I am trying to implement streaming of UTF-8 characters from a file. This is what I've got so far, please excuse the ugly code for now.
use std::fs::File;
use std::io;
use std::io::BufRead;
use std::str;
fn main() -> io::Result<()> {
let mut reader = io::BufReader::with_capacity(100, File::open("utf8test.txt")?);
loop {
let mut consumed = 0;
{
let buf = reader.fill_buf()?;
println!("buf len: {}", buf.len());
match str::from_utf8(&buf) {
Ok(s) => {
println!("====\n{}", s);
consumed = s.len();
}
Err(err) => {
if err.valid_up_to() == 0 {
println!("1. utf8 decoding failed!");
} else {
match str::from_utf8(&buf[..err.valid_up_to()]) {
Ok(s) => {
println!("====\n{}", s);
consumed = s.len();
}
_ => println!("2. utf8 decoding failed!"),
}
}
}
}
}
if consumed == 0 {
break;
}
reader.consume(consumed);
println!("consumed {} bytes", consumed);
}
Ok(())
}
I have a test file with a multibyte character at offset 98 which fails to decode as it does not fit completely into my (arbitrarily-sized) 100 byte buffer. That's fine, I just ignore it and decode what is valid up to the start of that character.

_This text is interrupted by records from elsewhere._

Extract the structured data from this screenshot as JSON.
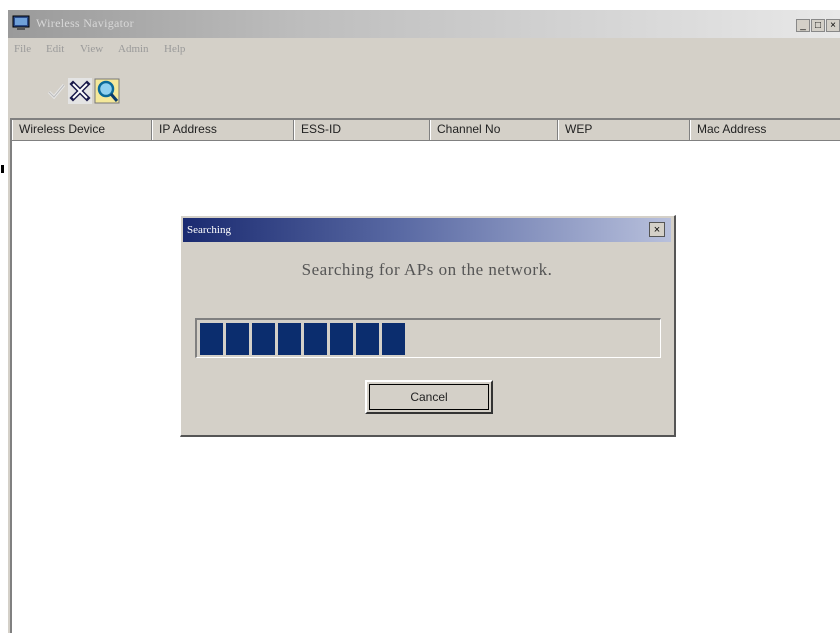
{
  "window": {
    "title": "Wireless Navigator",
    "controls": {
      "minimize": "_",
      "maximize": "□",
      "close": "×"
    }
  },
  "menubar": {
    "items": [
      "File",
      "Edit",
      "View",
      "Admin",
      "Help"
    ]
  },
  "toolbar": {
    "buttons": [
      {
        "icon": "blank-icon"
      },
      {
        "icon": "check-icon"
      },
      {
        "icon": "delete-icon"
      },
      {
        "icon": "search-icon"
      }
    ]
  },
  "list": {
    "columns": [
      "Wireless Device",
      "IP Address",
      "ESS-ID",
      "Channel No",
      "WEP",
      "Mac Address"
    ]
  },
  "dialog": {
    "title": "Searching",
    "close": "×",
    "message": "Searching for APs on the network.",
    "progress_fraction": 0.45,
    "progress_blocks": 8,
    "cancel_label": "Cancel"
  }
}
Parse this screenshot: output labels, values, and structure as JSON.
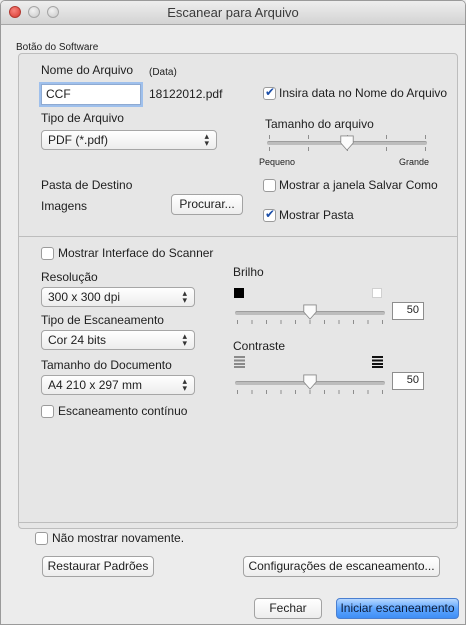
{
  "window": {
    "title": "Escanear para Arquivo"
  },
  "software_group": {
    "label": "Botão do Software"
  },
  "file_name": {
    "label": "Nome do Arquivo",
    "data_tag": "(Data)",
    "value": "CCF",
    "suffix": "18122012.pdf"
  },
  "insert_date": {
    "label": "Insira data no Nome do Arquivo",
    "checked": true
  },
  "file_type": {
    "label": "Tipo de Arquivo",
    "selected": "PDF (*.pdf)"
  },
  "file_size": {
    "label": "Tamanho do arquivo",
    "min_label": "Pequeno",
    "max_label": "Grande",
    "level": 0.5
  },
  "destination": {
    "label": "Pasta de Destino",
    "folder": "Imagens",
    "browse_label": "Procurar..."
  },
  "show_save_as": {
    "label": "Mostrar a janela Salvar Como",
    "checked": false
  },
  "show_folder": {
    "label": "Mostrar Pasta",
    "checked": true
  },
  "scanner_interface": {
    "label": "Mostrar Interface do Scanner",
    "checked": false
  },
  "resolution": {
    "label": "Resolução",
    "selected": "300 x 300 dpi"
  },
  "scan_type": {
    "label": "Tipo de Escaneamento",
    "selected": "Cor 24 bits"
  },
  "document_size": {
    "label": "Tamanho do Documento",
    "selected": "A4 210 x 297 mm"
  },
  "continuous": {
    "label": "Escaneamento contínuo",
    "checked": false
  },
  "brightness": {
    "label": "Brilho",
    "value": "50"
  },
  "contrast": {
    "label": "Contraste",
    "value": "50"
  },
  "dont_show": {
    "label": "Não mostrar novamente.",
    "checked": false
  },
  "buttons": {
    "restore": "Restaurar Padrões",
    "scan_settings": "Configurações de escaneamento...",
    "close": "Fechar",
    "start": "Iniciar escaneamento"
  },
  "icons": {
    "close": "close-window-icon",
    "minimize": "minimize-window-icon",
    "zoom": "zoom-window-icon",
    "popup_arrows": "up-down-arrows-icon",
    "checkmark": "checkmark-icon",
    "brightness_low": "black-square-icon",
    "brightness_high": "white-square-icon",
    "contrast_low": "low-contrast-lines-icon",
    "contrast_high": "high-contrast-lines-icon"
  }
}
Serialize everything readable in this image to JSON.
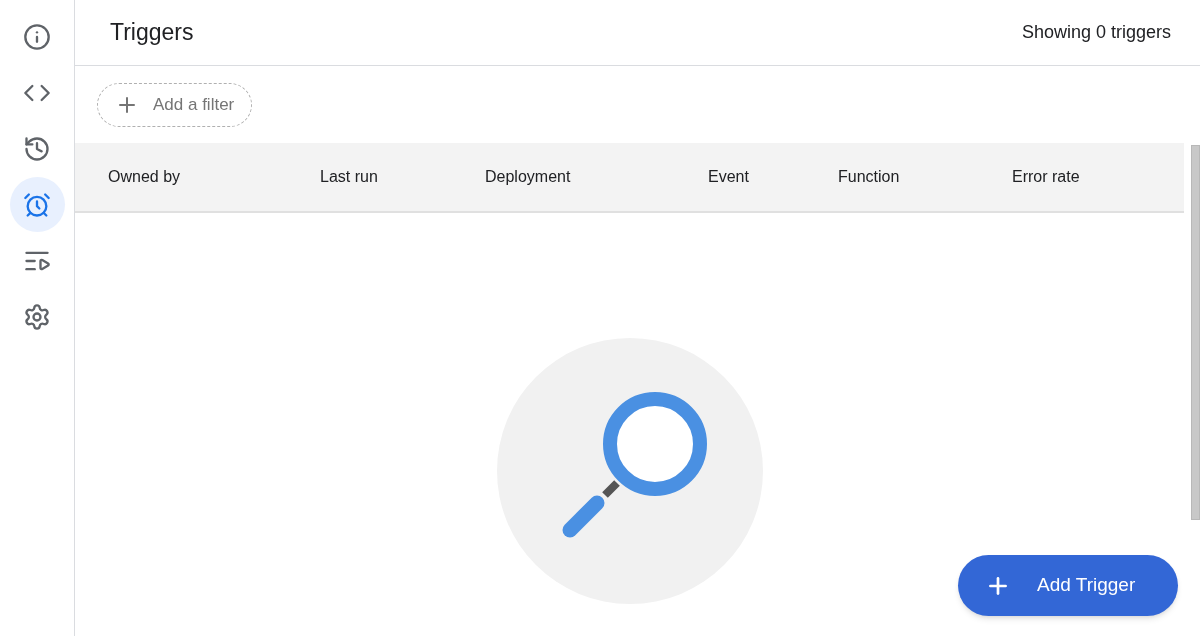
{
  "sidebar": {
    "items": [
      {
        "kind": "info",
        "selected": false
      },
      {
        "kind": "code",
        "selected": false
      },
      {
        "kind": "history",
        "selected": false
      },
      {
        "kind": "alarm",
        "selected": true
      },
      {
        "kind": "executions",
        "selected": false
      },
      {
        "kind": "settings",
        "selected": false
      }
    ]
  },
  "header": {
    "title": "Triggers",
    "count": "Showing 0 triggers"
  },
  "filter": {
    "label": "Add a filter"
  },
  "table": {
    "columns": [
      "Owned by",
      "Last run",
      "Deployment",
      "Event",
      "Function",
      "Error rate"
    ]
  },
  "fab": {
    "label": "Add Trigger"
  }
}
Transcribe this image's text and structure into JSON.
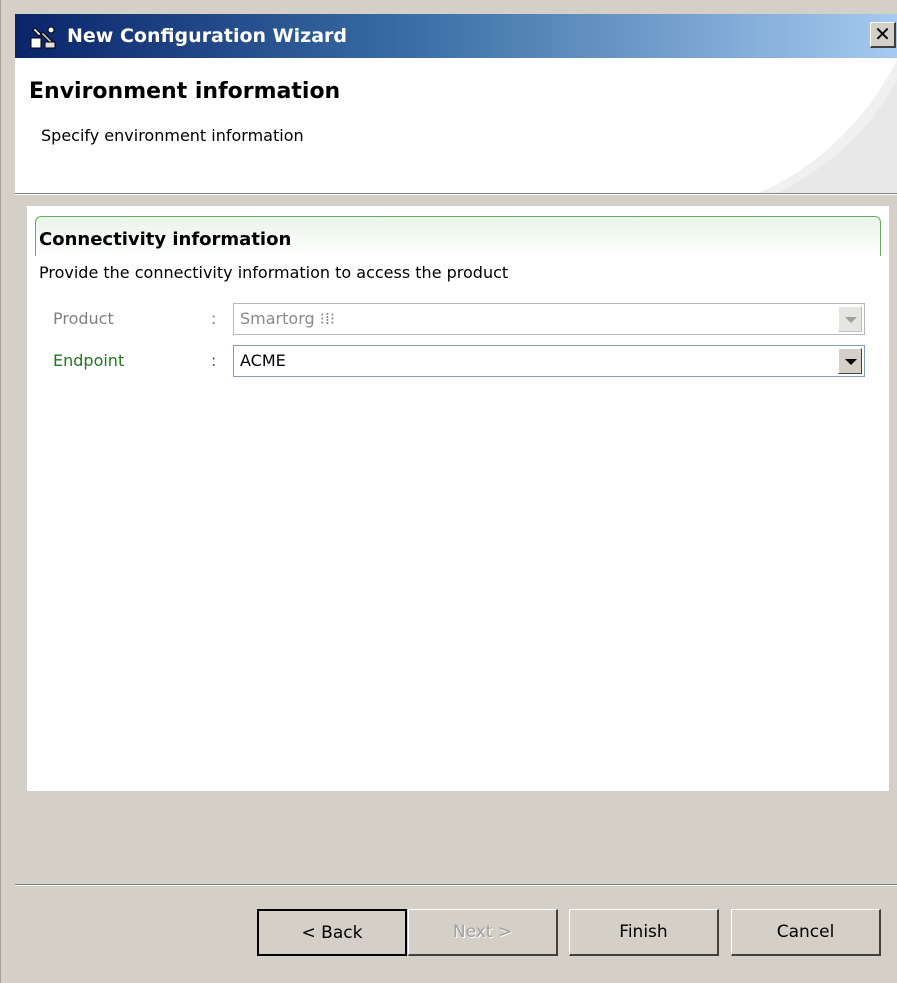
{
  "window": {
    "title": "New Configuration Wizard",
    "close_label": "✕",
    "title_icon": "wizard-icon"
  },
  "banner": {
    "title": "Environment information",
    "subtitle": "Specify environment information"
  },
  "section": {
    "title": "Connectivity information",
    "description": "Provide the connectivity information to access the product"
  },
  "fields": {
    "product": {
      "label": "Product",
      "colon": ":",
      "value": "Smartorg ⁝⁞⁝",
      "enabled": false
    },
    "endpoint": {
      "label": "Endpoint",
      "colon": ":",
      "value": "ACME",
      "enabled": true
    }
  },
  "buttons": {
    "back": "< Back",
    "next": "Next >",
    "finish": "Finish",
    "cancel": "Cancel"
  },
  "colors": {
    "titlebar_start": "#0a246a",
    "titlebar_end": "#a6caf0",
    "endpoint_label": "#1e7a1e",
    "section_border": "#6aa86a"
  }
}
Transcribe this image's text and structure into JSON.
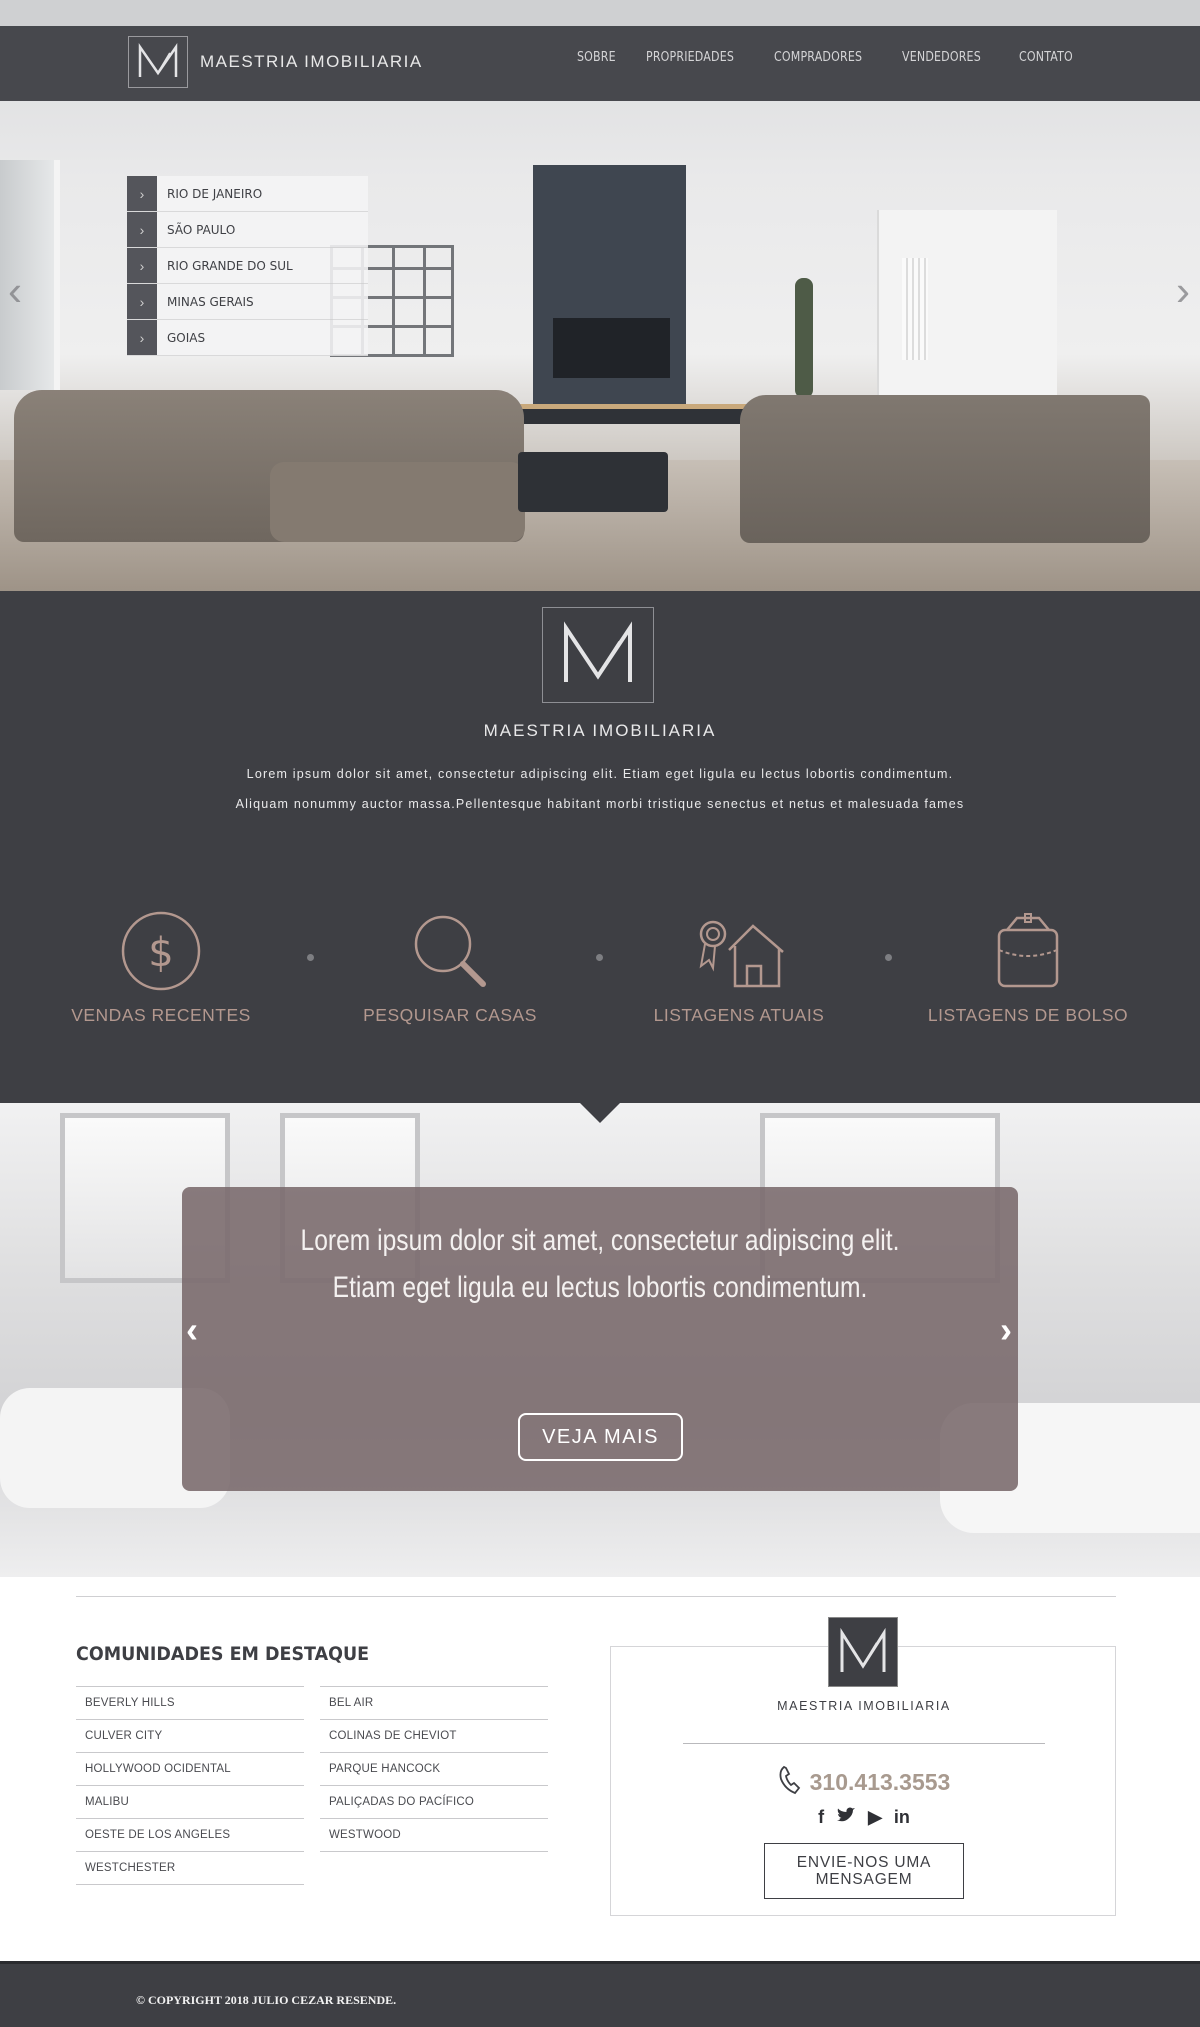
{
  "brand": {
    "name": "MAESTRIA IMOBILIARIA"
  },
  "nav": [
    "SOBRE",
    "PROPRIEDADES",
    "COMPRADORES",
    "VENDEDORES",
    "CONTATO"
  ],
  "regions": [
    "RIO DE JANEIRO",
    "SÃO PAULO",
    "RIO GRANDE DO SUL",
    "MINAS GERAIS",
    "GOIAS"
  ],
  "intro": {
    "line1": "Lorem ipsum dolor sit amet, consectetur adipiscing elit. Etiam eget ligula eu lectus lobortis condimentum.",
    "line2": "Aliquam nonummy auctor massa.Pellentesque habitant morbi tristique senectus et netus et malesuada fames"
  },
  "features": [
    {
      "label": "VENDAS RECENTES",
      "icon": "dollar-circle-icon"
    },
    {
      "label": "PESQUISAR CASAS",
      "icon": "magnifier-icon"
    },
    {
      "label": "LISTAGENS ATUAIS",
      "icon": "house-award-icon"
    },
    {
      "label": "LISTAGENS DE BOLSO",
      "icon": "pocket-bag-icon"
    }
  ],
  "slide": {
    "line1": "Lorem ipsum dolor sit amet, consectetur adipiscing elit.",
    "line2": "Etiam eget ligula eu lectus lobortis condimentum.",
    "button": "VEJA MAIS"
  },
  "communities": {
    "title": "COMUNIDADES EM DESTAQUE",
    "col1": [
      "BEVERLY HILLS",
      "CULVER CITY",
      "HOLLYWOOD OCIDENTAL",
      "MALIBU",
      "OESTE DE LOS ANGELES",
      "WESTCHESTER"
    ],
    "col2": [
      "BEL AIR",
      "COLINAS DE CHEVIOT",
      "PARQUE HANCOCK",
      "PALIÇADAS DO PACÍFICO",
      "WESTWOOD"
    ]
  },
  "contact": {
    "phone": "310.413.3553",
    "button_line1": "ENVIE-NOS UMA",
    "button_line2": "MENSAGEM"
  },
  "footer": {
    "copyright": "© COPYRIGHT 2018 JULIO CEZAR RESENDE."
  },
  "colors": {
    "dark": "#3e3f44",
    "accent": "#b3988f",
    "card": "#79696b"
  }
}
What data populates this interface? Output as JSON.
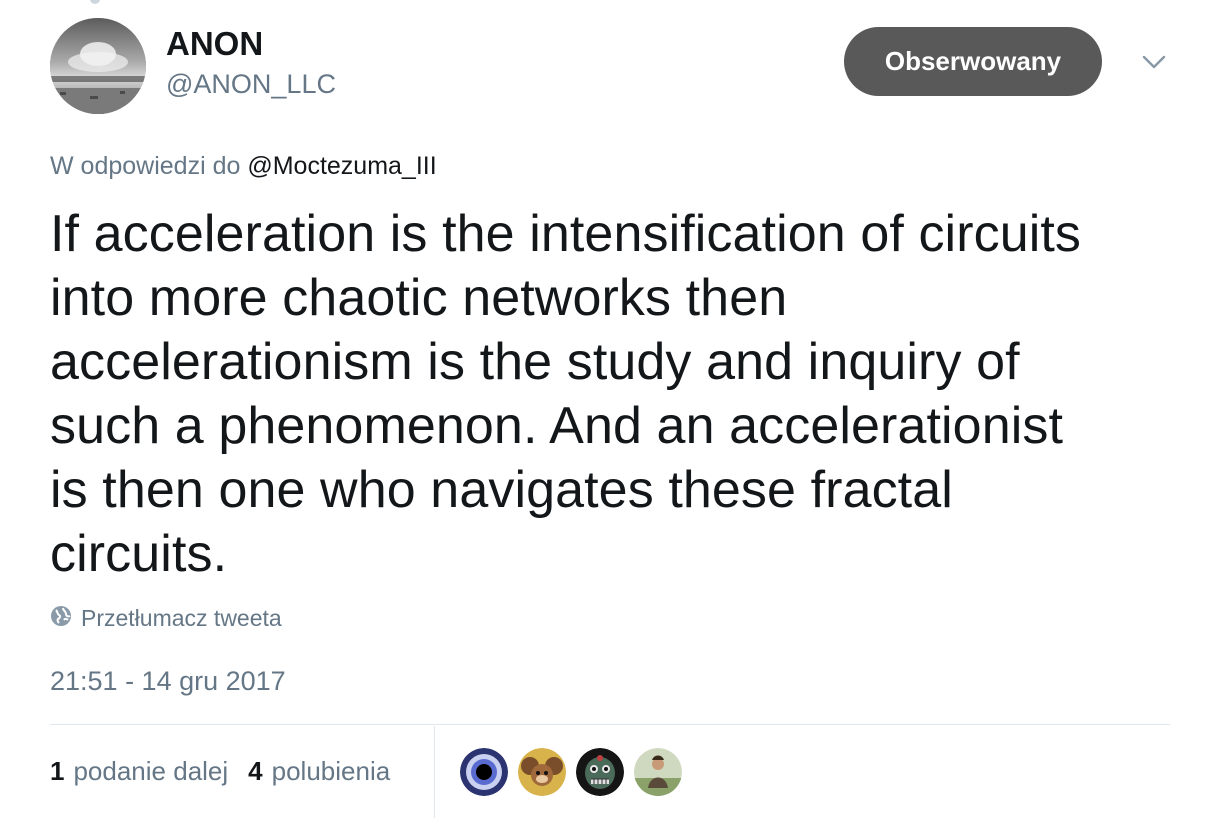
{
  "user": {
    "display_name": "ANON",
    "handle": "@ANON_LLC"
  },
  "follow_button": {
    "label": "Obserwowany"
  },
  "reply": {
    "prefix": "W odpowiedzi do",
    "mention": "@Moctezuma_III"
  },
  "tweet": {
    "text": "If acceleration is the intensification of circuits\ninto more chaotic networks then\naccelerationism is the study and inquiry of\nsuch a phenomenon. And an accelerationist\nis then one who navigates these fractal\ncircuits."
  },
  "translate": {
    "label": "Przetłumacz tweeta"
  },
  "timestamp": "21:51 - 14 gru 2017",
  "stats": {
    "retweets": {
      "count": "1",
      "label": "podanie dalej"
    },
    "likes": {
      "count": "4",
      "label": "polubienia"
    }
  },
  "colors": {
    "text": "#14171a",
    "muted": "#657786",
    "button_bg": "#595959",
    "divider": "#e1e8ed"
  },
  "icons": [
    "globe-icon",
    "chevron-down-icon"
  ]
}
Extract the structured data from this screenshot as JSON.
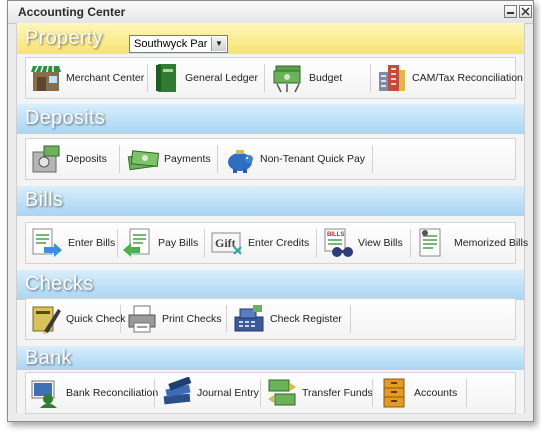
{
  "window": {
    "title": "Accounting Center"
  },
  "sections": {
    "property": {
      "title": "Property",
      "selected_property": "Southwyck Par",
      "items": [
        "Merchant Center",
        "General Ledger",
        "Budget",
        "CAM/Tax Reconciliation"
      ]
    },
    "deposits": {
      "title": "Deposits",
      "items": [
        "Deposits",
        "Payments",
        "Non-Tenant Quick Pay"
      ]
    },
    "bills": {
      "title": "Bills",
      "items": [
        "Enter Bills",
        "Pay Bills",
        "Enter Credits",
        "View Bills",
        "Memorized Bills"
      ]
    },
    "checks": {
      "title": "Checks",
      "items": [
        "Quick Check",
        "Print Checks",
        "Check Register"
      ]
    },
    "bank": {
      "title": "Bank",
      "items": [
        "Bank Reconciliation",
        "Journal Entry",
        "Transfer Funds",
        "Accounts"
      ]
    },
    "icon_labels": {
      "gift": "Gift",
      "bills": "BILLS"
    }
  },
  "colors": {
    "yellow_header": "#f6e372",
    "blue_header": "#a9d5f3"
  }
}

The problem is that after calling consume(98)
on the BufReader
, the next call to fill_buf()
only returns 2 bytes... it seems to have not bothered to read any more bytes into the buffer. I don't understand why. Maybe I have misinterpreted the documentation.
Here is the sample output:
buf len: 100
====
UTF-8 encoded sample plain-text file
‾‾‾‾‾‾‾‾‾‾‾‾‾‾‾‾‾‾‾‾
consumed 98 bytes
buf len: 2
1. utf8 decoding failed!
It would be nice if from_utf8()
would return the partially decoded string and the position of the decoding error so I don't have to call it twice whenever this happens, but there doesn't seem to be such a function in the standard library (that I am aware of).